Today Sarah hosts at dVerse and brings us the language of flowers to inspire us a bit.


July 24, 2018

32 responses to “The garden is silent

  1. I agree with Frank, there’s something enduring about those thorns. There’s a chance those roses will flower again in spring. This is another poem with a Romantic sensibility that works so well for this prompt.

  2. I like the tenacity of thorns. They do endure and are good in staving off further attacks. (Check the ‘the’ in the last line.)
    There’s passion in this write.

  3. I love the easy-flow rhythm of this:

    “When ivy has strangled the plum tree
    the laburnum bears venomous pods”

    That song is one of my faves.

  4. You found gold within brevity, as I used Sarah’s list to fully embrace the sadness of love faded and pricked by thorns.

  5. I can see why the speaker is captivated by the allure of a sharpened thorn (I mean, who isn’t?) but there is a sense of nostagia tucked in there too, like a pressed flower in an old and well-loved book.

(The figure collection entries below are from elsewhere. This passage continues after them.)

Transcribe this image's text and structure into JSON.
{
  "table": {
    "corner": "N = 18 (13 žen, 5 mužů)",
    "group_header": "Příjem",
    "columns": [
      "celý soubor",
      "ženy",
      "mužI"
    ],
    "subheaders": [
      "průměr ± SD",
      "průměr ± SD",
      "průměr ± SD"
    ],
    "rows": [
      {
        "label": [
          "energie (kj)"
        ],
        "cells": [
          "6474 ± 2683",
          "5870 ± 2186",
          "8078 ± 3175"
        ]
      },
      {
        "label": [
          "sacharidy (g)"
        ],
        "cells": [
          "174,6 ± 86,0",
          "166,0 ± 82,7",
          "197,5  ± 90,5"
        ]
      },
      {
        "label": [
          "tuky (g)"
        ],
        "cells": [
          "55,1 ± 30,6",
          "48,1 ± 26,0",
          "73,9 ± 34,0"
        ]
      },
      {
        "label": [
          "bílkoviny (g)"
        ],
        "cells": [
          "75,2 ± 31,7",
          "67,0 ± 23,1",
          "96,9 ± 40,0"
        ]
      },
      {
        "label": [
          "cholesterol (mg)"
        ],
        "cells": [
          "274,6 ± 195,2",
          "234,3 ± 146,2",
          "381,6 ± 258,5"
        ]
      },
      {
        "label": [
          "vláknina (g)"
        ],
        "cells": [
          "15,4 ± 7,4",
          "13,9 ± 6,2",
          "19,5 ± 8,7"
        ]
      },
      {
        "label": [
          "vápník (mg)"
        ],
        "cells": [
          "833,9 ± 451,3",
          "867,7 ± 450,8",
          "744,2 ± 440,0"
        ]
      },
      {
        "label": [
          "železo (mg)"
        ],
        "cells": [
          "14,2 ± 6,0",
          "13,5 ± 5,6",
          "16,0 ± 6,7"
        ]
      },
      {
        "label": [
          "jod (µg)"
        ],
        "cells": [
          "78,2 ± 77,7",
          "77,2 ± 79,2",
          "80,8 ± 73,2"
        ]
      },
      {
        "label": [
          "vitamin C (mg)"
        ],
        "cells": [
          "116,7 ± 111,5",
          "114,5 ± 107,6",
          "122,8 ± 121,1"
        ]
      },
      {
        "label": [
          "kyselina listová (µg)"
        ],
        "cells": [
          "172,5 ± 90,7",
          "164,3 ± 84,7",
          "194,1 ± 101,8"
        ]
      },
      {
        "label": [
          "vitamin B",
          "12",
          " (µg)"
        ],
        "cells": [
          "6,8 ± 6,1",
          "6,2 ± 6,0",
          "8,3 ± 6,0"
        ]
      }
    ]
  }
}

I can almost see the speaker pressing their finger tips to such a rose, and make a little prayer, hoping they’ll bloom again.

  6. a sense of longing, or pain, or love requited or not … and thorns are both deliverance and defense …. a choice yes, to live on, perhaps in hope, or to relive the bittersweet and linger in pain …
    lovely use of particular flowers to denote meanings, and I really liked the image of pansies perishing in snow ….
    this is a lovely little reflection …

  7. kaykuala

    but thorns of my roses still endure.

    Protection is always helpful. It works its own ways

    Hank

  8. Ah, the way you have taken the symbolism and interpreted it is wonderful. The thorns are enduring, can they make it up for the end?! A lament-like verse.
    -HA

  9. The pretty things, the soft things (especially when said things are easily seen) are the first ones we mourn. It’s hard to see the value of the things that can (and often do) tear us to pieces. But sometimes, they are the best we have, and the only things that stick around… when all goes wrong.

    So many thorns–dangerous, sharp, natural–hinting of blooms that were… and that might be again (even if different).

  10. I love the hint of hope in this poem.. the idea that roses will flower again in spring! 💜

  11. Ouch. This is so true. A melancholy takes over. My favorite line is the murderous one about the vine strangling the plum tree.

  12. I see you took the ivy in a similar direction as I did. I love how the different elements of the garden come together in this and end in the sharp point of rose thorns.

  13. Even without reading the “code list” to the meaning of flowers, this poem carries a sense of love….once warm and beautiful…..enduring beyond time and edges of it remaining.
    “your pansies have perished in snow
    the garden is silent, the orchard is bare.”
    These two lines contain such visceral images for me…..
    There is still a painful memory of once warm love…those nettles that hurt….the cold that came….and the thorns that endure.